Blood-Based Biomarker Could Detect Alzheimer's Disease Earlier
Neurofilament light chains (NfL) are a biomarker of neurodegeneration, which could be used to detect Alzheimer's disease (AD) earlier.
NfL levels increase with age and in people with increased genetic risk of AD.
Used blood-based NfL levels could detect dementia or AD years before the onset of clinical symptoms.
This article was posted on Mass General Hospital News:
A potential blood-based biomarker for Alzheimer's and other neurodegenerative diseases seems even more promising thanks to new research from a Massachusetts General Hospital-led study.
According to this team’s work, neurofilament light chain (NfL) has great potential as a biomarker for early detection of Alzheimer’s disease and could be also useful for monitoring treatment response for that condition.
The study was carried out by a team co-led by Yakeel T. Quiroz, Ph.D., Assistant Professor at Harvard Medical School, and Director of the Familial Dementia Neuroimaging Lab at Massachusetts General Hospital (MGH). Their work was published recently in The Lancet Neurology. Additional co-first authors were Henrik Zetterberg, Ph.D., of Sahlgrenska University Hospital in Sweden, and Eric Reiman, MD, from the University of Arizona.
“We wanted to determine the earliest age at which plasma NfL levels could distinguish individuals at high risk of Alzheimer’s,” says Quiroz, who is also an MGH Research Scholar 2020-2025. They found that NfL levels increased with age among people at genetic risk because of a specific mutation (PSEN1 E280A) and began to differentiate carriers from noncarriers at age 22, an average of 22 years before their estimated age of cognitive impairment (age 44).
Neurofilament light chain (NfL) is a biomarker of neurodegeneration – damage to neurons.
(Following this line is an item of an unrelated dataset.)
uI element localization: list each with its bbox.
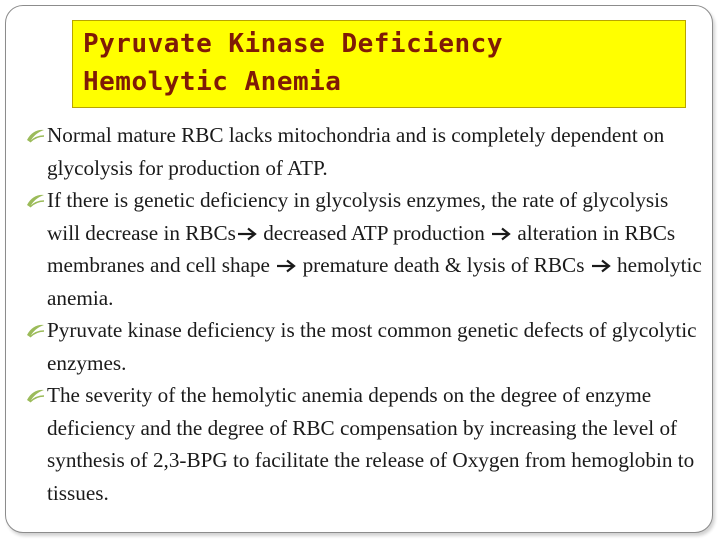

Measures of NfL concentrations in cerebral spinal fluid (CSF) and blood have been used to detect and track neurodegeneration in individuals with Alzheimer’s disease and other brain disorders.
The team used an ultrasensitive single molecule array immunoassay to measure NfL concentrations in serum and plasma. Earlier studies have shown close correlations between blood-based and CSF measurements in people and animal models of neurodegenerative diseases.
The team studied over 2,000 members of the world’s largest kindred with familial Alzheimer's because of a single mutation (PSEN1 E280A) --the familial Alzheimer's disease Colombian kindred, which were aged 8–75 years and had no other neurological or health conditions.
Next they used a single molecule array immunoassay to examine the relationship between plasma NfL concentrations and age to establish the earliest age at which NfL concentrations start to diverge between mutation carriers and non-carriers. The team enrolled 1070 PSEN1 E280A mutation carriers and 1074 non-carriers with baseline assessments.
Plasma NfL measurements increased with age in both groups (p<0·0001), and began to differentiate carriers from non-carriers at 22 years – the estimated median age of onset of mild cognitive impairment is 44 years. The ability of plasma NfL to discriminate between carriers and noncarriers only reached high sensitivity close to the age of clinical onset.
"Our findings add to the growing evidence that blood-based NfL can be useful in detecting neurodegeneration, starting with very early, subtle elevations way before the onset of clinical symptoms. We need more studies to further explore NfL as a way to inform prognosis and evaluate treatments in Alzheimer's disease," says Quiroz.